Breakdowns of Website Defacement by Platform

SkiifGeek writes "Zone-H have recently posted the statistical breakdown of the collected website defacements from the last few years. Surprisingly, in 2007 more Linux servers suffered a successful attack than all versions of Windows, combined. Similarly, more Apache installations were successfully attacked than all IIS versions combined. A day after posting this data, Zone-H have questioned the appropriateness of continuing to operate the archive. Despite the valuable information that can be gleaned from the service, it may soon be lost to the world.
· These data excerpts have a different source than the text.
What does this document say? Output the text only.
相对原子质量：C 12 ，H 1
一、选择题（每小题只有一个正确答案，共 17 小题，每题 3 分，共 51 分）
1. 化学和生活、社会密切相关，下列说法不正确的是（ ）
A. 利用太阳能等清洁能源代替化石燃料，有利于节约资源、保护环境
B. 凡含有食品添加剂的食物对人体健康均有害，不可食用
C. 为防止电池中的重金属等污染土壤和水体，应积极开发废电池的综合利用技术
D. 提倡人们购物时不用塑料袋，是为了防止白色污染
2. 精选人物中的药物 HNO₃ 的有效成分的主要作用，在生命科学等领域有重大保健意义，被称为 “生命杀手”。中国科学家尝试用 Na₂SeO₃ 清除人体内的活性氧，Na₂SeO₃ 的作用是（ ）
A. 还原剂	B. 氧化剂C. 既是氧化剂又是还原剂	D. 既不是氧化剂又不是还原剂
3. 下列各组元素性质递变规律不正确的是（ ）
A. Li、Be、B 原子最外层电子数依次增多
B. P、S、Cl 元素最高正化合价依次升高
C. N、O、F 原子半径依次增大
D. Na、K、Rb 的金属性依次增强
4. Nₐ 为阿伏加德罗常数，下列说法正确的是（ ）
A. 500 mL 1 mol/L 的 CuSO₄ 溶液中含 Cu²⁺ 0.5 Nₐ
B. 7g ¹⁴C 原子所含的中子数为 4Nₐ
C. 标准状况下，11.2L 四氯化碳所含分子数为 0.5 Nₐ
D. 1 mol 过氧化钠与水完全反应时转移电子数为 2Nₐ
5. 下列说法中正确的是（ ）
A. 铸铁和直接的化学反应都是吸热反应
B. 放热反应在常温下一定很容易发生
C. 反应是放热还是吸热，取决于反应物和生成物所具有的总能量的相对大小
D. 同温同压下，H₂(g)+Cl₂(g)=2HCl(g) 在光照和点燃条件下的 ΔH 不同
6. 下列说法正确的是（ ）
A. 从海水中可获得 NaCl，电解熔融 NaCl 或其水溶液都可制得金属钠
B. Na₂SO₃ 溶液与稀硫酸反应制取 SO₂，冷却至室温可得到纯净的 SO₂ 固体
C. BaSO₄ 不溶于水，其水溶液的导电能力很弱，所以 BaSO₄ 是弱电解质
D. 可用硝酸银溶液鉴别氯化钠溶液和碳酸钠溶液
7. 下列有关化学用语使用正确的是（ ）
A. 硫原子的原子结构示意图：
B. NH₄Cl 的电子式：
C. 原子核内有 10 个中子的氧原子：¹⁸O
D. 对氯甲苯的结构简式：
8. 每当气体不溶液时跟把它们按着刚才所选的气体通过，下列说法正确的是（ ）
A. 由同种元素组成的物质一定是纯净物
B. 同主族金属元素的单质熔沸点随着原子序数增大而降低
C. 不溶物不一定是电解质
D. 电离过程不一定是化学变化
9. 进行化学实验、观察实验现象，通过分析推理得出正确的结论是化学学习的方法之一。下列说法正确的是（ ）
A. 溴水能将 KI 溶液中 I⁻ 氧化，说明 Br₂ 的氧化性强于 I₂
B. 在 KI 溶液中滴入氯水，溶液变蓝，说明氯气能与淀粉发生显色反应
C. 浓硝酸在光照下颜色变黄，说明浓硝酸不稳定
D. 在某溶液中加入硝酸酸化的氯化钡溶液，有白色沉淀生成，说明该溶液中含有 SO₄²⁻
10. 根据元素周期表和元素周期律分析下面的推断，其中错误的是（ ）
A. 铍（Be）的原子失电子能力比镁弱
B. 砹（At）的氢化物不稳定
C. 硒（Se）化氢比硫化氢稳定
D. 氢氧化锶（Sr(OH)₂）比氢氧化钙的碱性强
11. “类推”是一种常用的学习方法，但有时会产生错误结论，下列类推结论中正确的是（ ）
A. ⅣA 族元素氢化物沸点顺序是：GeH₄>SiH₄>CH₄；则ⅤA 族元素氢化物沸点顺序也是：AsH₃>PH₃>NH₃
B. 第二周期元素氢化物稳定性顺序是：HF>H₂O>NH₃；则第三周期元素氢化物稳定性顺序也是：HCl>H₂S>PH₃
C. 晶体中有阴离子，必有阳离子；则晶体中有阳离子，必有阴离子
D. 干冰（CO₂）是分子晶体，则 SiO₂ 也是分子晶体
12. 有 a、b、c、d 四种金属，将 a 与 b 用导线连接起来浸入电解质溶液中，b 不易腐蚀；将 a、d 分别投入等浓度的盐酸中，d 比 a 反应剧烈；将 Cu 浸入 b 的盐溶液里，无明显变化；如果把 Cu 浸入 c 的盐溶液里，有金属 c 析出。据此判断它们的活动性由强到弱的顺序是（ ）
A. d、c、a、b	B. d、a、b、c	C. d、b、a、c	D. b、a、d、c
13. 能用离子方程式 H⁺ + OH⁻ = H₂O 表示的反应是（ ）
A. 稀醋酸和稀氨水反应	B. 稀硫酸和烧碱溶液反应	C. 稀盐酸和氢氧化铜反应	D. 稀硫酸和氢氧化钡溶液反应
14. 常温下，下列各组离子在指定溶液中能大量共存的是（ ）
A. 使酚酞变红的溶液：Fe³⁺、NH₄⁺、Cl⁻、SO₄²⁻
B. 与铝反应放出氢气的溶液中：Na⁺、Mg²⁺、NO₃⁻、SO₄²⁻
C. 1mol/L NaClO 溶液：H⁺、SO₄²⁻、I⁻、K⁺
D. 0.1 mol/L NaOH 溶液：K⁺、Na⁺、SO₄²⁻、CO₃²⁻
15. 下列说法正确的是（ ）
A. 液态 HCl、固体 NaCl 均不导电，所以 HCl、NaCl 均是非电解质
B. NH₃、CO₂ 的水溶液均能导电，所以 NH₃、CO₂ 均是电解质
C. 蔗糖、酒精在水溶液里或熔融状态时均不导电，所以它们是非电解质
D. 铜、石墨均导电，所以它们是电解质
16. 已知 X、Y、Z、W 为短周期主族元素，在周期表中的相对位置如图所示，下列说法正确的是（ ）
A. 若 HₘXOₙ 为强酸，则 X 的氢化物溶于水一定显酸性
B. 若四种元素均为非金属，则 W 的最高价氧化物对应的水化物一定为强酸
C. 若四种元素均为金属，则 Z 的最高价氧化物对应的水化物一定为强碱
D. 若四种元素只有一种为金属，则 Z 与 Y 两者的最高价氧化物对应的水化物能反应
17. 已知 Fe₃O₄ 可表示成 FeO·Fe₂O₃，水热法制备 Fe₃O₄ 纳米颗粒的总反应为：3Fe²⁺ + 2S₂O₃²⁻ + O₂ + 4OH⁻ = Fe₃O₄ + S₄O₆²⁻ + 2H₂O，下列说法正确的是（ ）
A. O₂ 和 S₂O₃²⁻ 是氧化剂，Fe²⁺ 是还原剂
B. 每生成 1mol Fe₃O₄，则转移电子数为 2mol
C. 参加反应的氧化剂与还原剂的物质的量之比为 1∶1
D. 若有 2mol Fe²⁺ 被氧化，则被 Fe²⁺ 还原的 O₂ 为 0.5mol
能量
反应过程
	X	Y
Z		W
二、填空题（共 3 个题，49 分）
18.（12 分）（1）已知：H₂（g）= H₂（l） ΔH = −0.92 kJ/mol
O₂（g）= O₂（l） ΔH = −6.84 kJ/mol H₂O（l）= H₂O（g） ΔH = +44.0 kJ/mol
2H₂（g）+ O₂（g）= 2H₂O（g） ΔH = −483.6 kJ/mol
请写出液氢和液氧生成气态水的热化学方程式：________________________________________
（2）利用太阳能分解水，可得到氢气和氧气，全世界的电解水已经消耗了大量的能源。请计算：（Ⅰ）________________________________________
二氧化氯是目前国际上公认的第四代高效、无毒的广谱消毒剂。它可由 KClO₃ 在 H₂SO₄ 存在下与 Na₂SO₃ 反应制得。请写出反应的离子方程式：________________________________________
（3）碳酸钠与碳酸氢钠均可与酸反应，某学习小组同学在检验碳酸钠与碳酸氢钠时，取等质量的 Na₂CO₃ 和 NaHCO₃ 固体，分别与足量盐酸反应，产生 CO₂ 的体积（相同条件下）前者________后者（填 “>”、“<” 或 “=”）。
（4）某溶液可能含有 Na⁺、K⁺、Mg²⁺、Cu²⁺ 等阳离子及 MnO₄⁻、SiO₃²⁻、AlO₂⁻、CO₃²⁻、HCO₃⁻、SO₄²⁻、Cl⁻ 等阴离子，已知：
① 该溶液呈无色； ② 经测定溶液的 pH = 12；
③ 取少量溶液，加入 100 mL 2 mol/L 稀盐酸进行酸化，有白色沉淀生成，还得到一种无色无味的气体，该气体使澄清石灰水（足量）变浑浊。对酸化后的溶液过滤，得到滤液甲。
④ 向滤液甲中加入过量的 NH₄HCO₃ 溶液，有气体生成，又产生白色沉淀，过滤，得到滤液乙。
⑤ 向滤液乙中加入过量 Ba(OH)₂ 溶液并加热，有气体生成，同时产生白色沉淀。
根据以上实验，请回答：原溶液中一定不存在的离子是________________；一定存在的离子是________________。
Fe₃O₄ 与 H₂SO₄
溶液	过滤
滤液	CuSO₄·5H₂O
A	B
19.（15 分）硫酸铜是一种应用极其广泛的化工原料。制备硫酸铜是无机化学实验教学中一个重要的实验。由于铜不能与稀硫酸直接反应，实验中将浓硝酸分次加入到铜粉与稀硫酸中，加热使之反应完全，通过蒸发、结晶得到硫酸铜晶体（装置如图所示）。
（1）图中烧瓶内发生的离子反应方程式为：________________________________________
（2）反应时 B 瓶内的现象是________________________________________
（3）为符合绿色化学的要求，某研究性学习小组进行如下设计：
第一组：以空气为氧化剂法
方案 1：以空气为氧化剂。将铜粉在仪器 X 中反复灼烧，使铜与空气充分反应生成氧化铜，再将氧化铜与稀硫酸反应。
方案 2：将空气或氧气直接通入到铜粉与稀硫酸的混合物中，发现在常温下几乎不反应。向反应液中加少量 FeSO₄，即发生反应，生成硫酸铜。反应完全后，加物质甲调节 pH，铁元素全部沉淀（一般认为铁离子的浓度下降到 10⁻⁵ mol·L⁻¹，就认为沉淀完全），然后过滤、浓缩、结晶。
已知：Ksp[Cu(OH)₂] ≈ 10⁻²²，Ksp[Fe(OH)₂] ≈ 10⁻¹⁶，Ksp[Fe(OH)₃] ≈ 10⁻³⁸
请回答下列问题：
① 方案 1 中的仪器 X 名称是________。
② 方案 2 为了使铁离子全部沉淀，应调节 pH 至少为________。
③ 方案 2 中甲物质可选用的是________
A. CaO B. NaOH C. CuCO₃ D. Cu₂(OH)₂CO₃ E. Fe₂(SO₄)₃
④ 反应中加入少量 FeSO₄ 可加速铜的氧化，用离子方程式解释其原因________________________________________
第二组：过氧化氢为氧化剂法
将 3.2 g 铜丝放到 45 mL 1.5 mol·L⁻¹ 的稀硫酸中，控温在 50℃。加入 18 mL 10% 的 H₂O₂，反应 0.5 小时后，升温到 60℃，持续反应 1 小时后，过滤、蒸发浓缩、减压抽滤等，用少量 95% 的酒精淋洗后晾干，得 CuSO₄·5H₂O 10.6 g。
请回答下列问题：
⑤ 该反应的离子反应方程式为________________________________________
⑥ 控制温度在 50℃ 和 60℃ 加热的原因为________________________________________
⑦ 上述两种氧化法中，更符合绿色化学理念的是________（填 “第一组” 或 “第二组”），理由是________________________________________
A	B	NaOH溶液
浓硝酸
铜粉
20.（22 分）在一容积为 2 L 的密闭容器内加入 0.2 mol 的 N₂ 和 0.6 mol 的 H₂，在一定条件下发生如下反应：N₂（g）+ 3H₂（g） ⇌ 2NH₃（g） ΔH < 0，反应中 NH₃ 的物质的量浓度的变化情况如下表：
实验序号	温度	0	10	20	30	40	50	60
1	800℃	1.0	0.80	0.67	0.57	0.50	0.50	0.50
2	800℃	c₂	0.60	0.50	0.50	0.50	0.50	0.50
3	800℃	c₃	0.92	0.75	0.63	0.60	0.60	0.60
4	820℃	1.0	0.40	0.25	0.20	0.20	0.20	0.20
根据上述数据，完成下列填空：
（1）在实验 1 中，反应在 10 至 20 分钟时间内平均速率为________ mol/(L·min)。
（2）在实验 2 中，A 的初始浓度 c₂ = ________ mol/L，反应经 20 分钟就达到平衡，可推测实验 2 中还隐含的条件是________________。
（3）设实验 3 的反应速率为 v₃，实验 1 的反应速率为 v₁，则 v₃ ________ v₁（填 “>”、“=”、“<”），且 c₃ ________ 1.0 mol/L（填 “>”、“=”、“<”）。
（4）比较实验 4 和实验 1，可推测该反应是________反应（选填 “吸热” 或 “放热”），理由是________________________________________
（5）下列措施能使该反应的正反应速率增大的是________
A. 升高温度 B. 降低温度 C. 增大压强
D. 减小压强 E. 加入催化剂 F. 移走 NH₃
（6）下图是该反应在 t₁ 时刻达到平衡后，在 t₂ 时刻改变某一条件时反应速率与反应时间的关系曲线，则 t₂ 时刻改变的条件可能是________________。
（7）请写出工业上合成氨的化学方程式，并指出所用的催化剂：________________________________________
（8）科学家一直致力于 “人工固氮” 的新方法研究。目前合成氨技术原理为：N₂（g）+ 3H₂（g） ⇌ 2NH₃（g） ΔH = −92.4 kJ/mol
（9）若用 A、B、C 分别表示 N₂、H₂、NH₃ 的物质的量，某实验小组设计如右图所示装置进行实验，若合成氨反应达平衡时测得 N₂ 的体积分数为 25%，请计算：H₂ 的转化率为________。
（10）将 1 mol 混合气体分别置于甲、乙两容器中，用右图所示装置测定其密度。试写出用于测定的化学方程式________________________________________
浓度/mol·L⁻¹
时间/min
The natural successor to the now-defunct Alldas archive of defaced websites, Zone-H's archive maintains records of over 2.6 million defaced sites but may be shut down due to the continuous accusations of impropriety leveled against them any time they disclose and mirror a reported defacement."

"Surprisingly"?

[Quietus]

Given the proportion of Apache servers to IIS servers on the Internet, I don't think the ~280% difference is that strange. After all, most websites are vandalised through oversights in custom scripting etc., rather than security holes in Apache.

Re:"Surprisingly"?

[cbart387]

Hmm.. I though here in Slashdot many people deny that there are more succesful attacks in Windows just because it is the more popular platform. Not everyone. I'm not a fan of windows, only because I find Linux more responsive and easier to use for my programming. I agree with you however that there is a double standard here. People who bash Windows (where it's not warranted) get modded insightful, However when they try to defend Windows it's flamebait or troll. I'd go on a rant but I just wanted to say not everyone screams Windows security sucks yadda yadda yadda

Summary skewed.

[Lumpy]

Of course Apache and linux have more attacks than windows.

There are far more honda civics successfully stolen in the USA than BMW Isetta's Or Smart TwoFours This is because there are well over 5000 civics on the road for every BMW Isetta or Smart TwoFour on the road.

By the summary's mention and what it is alluding to, BeOS servers are the most secure because NONE of them have been compromised on the internet.

Netcraft confirms it

[greg1104]

For once that's on topic. I stated to rant like everybody else on how this was skewed by not taking into account the market share of Apache vs. IIS, but that's not the real story here.

Take a look at the "Webserver defaced" table. It's badly formatted in a couple of respects. Here's a copy of the interesting data with defacement numbers sorted by server platform:

nginx 729
IIS (total) 447
Apache 319
Rapidsite 244
SonataServer 178

nginx doesn't run on Windows; I'd expect most sites deploying it would be on Linux or BSD. Rapidsite runs on a customized Apache, and again while I haven't found a definitive statement here I'd expect virtual hosting using Apache is going to be Linux or BSD as well. I'd welcome corrections here if I'm wrong about that.

Combine this with the Netcraft data and the initial conclusion I would reach is that Linux+Apache is still the most secure platform. The only reason the Linux numbers are so inflated is that they include some really crappy web servers with significant vulnerabilities running something other than stock Apache.

I wish I had the raw data so I could ask some more interesting questions, like how things change you take the stupid user/admin data out. I don't care that it's possible to setup a platform up wrong and get simple vulnerabilities, I only care about how vulnerable a good installation is.